【发布时间】:2016-09-21 14:47:24
【问题描述】:
我在 Google Cloud Dataproc 上使用 Spark 流来执行一个框架(用 Python 编写),该框架由几个连续的管道组成,每个管道代表 Dataproc 上的一个作业,它基本上从 Kafka 队列中读取并将转换后的输出写入 Bigtable。所有管道每天通过 2 个集群处理数 GB 的数据,一个有 3 个工作节点,一个有 4 个。
在 5 月初(准确地说是 5 月 3 日)之前,在 Dataproc 上运行此 Spark 流式传输框架一直相当稳定:我们开始经常遇到导致管道终止的套接字超时异常。它似乎与集群上的负载无关,因为它并没有显着增加。它也全天随机发生,我检查了可能相关的代码更改,但我找不到任何。此外,这似乎只发生在具有 4 个工作节点的集群上,而具有 3 个节点的集群上的管道非常相似,完全没有超时。我已经重新创建了两次集群,但问题仍然存在,它会影响在此 dataproc 集群上运行的所有管道。 3节点的集群是n1-standard-4机器类型,而麻烦的4节点集群是n1-standard-8机器类型,除了它们的配置相同。
出现问题且作业终止时管道作业执行的示例输出:
java.net.SocketTimeoutException: Accept timed out
at java.net.PlainSocketImpl.socketAccept(Native Method)
at java.net.AbstractPlainSocketImpl.accept(AbstractPlainSocketImpl.java:409)
at java.net.ServerSocket.implAccept(ServerSocket.java:545)
at java.net.ServerSocket.accept(ServerSocket.java:513)
at org.apache.spark.api.python.PythonRDD$$anon$2.run(PythonRDD.scala:645)

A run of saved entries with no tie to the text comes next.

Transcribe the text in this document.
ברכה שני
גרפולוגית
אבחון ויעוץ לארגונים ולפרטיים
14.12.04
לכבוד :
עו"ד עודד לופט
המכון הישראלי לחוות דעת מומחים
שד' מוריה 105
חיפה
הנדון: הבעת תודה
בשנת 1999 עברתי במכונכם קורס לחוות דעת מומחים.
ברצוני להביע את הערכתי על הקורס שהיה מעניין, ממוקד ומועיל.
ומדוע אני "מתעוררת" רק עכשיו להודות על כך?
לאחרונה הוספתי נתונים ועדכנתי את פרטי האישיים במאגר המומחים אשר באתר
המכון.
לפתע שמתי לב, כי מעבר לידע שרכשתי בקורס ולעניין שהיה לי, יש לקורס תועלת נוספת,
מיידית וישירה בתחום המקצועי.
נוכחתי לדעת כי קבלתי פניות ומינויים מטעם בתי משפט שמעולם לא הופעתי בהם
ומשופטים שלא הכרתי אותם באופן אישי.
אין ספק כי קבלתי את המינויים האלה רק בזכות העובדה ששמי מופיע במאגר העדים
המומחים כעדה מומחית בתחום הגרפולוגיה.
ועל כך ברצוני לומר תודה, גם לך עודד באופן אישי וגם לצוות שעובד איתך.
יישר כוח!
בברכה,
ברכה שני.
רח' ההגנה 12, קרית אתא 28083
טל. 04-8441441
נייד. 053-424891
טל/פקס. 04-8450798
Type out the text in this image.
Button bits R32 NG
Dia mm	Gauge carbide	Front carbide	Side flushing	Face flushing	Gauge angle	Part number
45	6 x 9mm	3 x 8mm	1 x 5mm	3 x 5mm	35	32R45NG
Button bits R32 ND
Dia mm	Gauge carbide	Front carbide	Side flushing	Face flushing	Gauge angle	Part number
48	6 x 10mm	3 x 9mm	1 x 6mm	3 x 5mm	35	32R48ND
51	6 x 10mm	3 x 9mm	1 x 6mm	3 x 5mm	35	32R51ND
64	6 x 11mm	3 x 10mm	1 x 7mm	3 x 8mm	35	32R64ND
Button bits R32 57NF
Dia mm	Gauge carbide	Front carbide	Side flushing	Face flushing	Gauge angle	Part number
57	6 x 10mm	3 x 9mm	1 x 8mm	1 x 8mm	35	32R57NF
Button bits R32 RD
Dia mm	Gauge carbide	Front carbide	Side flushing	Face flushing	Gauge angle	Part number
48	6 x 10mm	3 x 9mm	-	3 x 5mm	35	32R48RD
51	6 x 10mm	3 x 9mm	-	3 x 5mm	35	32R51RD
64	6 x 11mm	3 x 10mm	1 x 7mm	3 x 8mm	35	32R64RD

16/05/23 14:45:45 ERROR org.apache.spark.streaming.scheduler.JobScheduler: Error running job streaming job 1464014740000 ms.0
org.apache.spark.SparkException: An exception was raised by Python:
Traceback (most recent call last):
File "/usr/lib/spark/python/lib/pyspark.zip/pyspark/streaming/util.py", line 65, in call
r = self.func(t, *rdds)
File "/tmp/b85990ba-e152-4d5b-8977-fb38915e78c4/transformfwpythonfiles.zip/transformationsframework/StreamManager.py", line 138, in process_kafka_rdd
.foreach(lambda *args: None)
File "/usr/lib/spark/python/lib/pyspark.zip/pyspark/rdd.py", line 747, in foreach
self.mapPartitions(processPartition).count() # Force evaluation
File "/usr/lib/spark/python/lib/pyspark.zip/pyspark/rdd.py", line 1004, in count
return self.mapPartitions(lambda i: [sum(1 for _ in i)]).sum()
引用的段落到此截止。